Inconsistent with the eye analysis results, knockdown of either kdm2 or kdm3 in tauR406W-overexpressing flies had no significant effect on climbing ability in flies that overexpressed tauR406W alone. However kdm2 knockdown tended to slightly exacerbate the tauR406W-induced locomotion defect, particularly in young flies (2–3 days after eclosion), but not significantly in older flies (data not shown). Furthermore, flies expressing kdm2 RNAi alone exhibited the locomotion defect, showing 60% climbing ability compared to 90% in control flies, indicating that KDM2 may play a role in neuronal function. In agreement with this result, kdm2 null mutant adult flies displayed defects in circadian locomotor behavior.38 Thus, a neuronal defect in kdm2-deficient flies during development may exacerbate the tauR406W-engendered locomotion impairment in young flies. Furthermore, kdm2 knockdown in the larval brain lobe can enhance the number and intensity of expression foci of the heterochromatin-embedded reporter in tauR406W-overexpressing flies. These results indicate that neuronal-specific downregulation of kdm2 may exacerbate tauR406W-induced locomotion impairment by enhancing heterochromatin loss during early development; however, the underlying mechanism remains to be elucidated.
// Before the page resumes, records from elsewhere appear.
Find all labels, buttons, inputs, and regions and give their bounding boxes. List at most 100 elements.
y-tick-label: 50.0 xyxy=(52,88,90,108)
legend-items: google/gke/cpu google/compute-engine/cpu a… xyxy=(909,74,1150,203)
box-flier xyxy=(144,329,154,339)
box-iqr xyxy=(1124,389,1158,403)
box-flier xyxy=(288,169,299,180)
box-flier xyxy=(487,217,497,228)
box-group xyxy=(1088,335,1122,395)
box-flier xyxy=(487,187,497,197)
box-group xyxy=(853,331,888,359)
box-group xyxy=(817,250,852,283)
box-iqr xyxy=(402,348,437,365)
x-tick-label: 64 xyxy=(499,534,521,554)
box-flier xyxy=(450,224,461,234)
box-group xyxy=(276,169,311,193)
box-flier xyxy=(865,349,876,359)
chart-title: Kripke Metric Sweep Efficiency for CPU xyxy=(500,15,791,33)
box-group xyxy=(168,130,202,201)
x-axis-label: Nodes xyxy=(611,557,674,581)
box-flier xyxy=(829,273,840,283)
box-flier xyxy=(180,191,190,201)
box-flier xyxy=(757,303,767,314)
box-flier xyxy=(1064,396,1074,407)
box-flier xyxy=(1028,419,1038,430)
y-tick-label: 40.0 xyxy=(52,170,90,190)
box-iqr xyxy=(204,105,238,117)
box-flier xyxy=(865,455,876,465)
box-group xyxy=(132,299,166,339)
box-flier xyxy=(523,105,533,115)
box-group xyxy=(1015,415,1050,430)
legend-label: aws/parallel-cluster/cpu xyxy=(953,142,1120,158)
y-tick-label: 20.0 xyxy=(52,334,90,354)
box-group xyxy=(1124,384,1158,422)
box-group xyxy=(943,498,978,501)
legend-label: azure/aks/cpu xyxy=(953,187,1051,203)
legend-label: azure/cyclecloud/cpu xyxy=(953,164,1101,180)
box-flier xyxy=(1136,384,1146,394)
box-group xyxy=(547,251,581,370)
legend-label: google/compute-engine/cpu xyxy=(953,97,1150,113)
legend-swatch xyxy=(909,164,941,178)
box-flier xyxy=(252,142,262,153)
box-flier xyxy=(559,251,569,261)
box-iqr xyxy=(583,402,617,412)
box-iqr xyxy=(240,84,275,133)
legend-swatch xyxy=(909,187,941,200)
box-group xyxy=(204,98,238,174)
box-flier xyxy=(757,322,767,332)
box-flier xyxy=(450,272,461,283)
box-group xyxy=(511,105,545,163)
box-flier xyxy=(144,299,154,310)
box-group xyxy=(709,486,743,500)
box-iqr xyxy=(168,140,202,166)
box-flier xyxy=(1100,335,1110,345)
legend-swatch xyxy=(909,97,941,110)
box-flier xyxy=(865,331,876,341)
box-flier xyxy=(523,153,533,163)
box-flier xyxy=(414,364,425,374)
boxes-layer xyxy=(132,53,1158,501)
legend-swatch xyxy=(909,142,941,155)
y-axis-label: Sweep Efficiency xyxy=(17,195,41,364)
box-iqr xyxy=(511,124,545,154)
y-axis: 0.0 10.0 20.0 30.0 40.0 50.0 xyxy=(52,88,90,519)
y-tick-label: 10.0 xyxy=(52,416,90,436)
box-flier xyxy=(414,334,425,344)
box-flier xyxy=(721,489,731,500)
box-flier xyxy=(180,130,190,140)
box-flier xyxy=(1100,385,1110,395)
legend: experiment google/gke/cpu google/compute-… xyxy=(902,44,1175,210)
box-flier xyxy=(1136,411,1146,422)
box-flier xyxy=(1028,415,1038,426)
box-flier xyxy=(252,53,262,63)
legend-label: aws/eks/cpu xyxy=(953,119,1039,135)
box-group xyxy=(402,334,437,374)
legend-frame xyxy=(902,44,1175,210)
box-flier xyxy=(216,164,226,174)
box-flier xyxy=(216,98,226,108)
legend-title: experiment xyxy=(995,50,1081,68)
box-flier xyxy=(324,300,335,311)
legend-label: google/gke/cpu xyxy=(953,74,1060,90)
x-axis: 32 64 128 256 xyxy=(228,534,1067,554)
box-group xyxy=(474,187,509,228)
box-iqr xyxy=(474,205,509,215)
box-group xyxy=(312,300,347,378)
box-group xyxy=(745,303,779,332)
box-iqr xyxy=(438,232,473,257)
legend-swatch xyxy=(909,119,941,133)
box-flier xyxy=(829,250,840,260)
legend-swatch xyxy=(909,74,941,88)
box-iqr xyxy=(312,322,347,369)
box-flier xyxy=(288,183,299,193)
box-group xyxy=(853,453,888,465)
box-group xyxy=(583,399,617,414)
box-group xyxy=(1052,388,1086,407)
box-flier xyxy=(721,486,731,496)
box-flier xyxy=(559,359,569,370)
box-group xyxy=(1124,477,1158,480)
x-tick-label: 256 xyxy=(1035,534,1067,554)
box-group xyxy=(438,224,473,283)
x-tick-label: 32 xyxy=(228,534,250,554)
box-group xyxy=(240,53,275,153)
Using bioinformatics analyses, we revealed significantly increased expression of JHDM1A, JHDM2A/2B, and JHDM3A/3B in postmortem brain tissue from patients with AD compared to non-demented controls, whereas JHDM1B mRNA levels were downregulated in the brains of AD patients. Using tauR406W-induced transgenic flies as an AD model, we showed that kdm4a knockdown in the CNS ameliorated tauR406W-induced locomotion defects by restoring heterochromatin. These results suggest that the downregulation of kdm4a expression could be a potential therapeutic target in AD.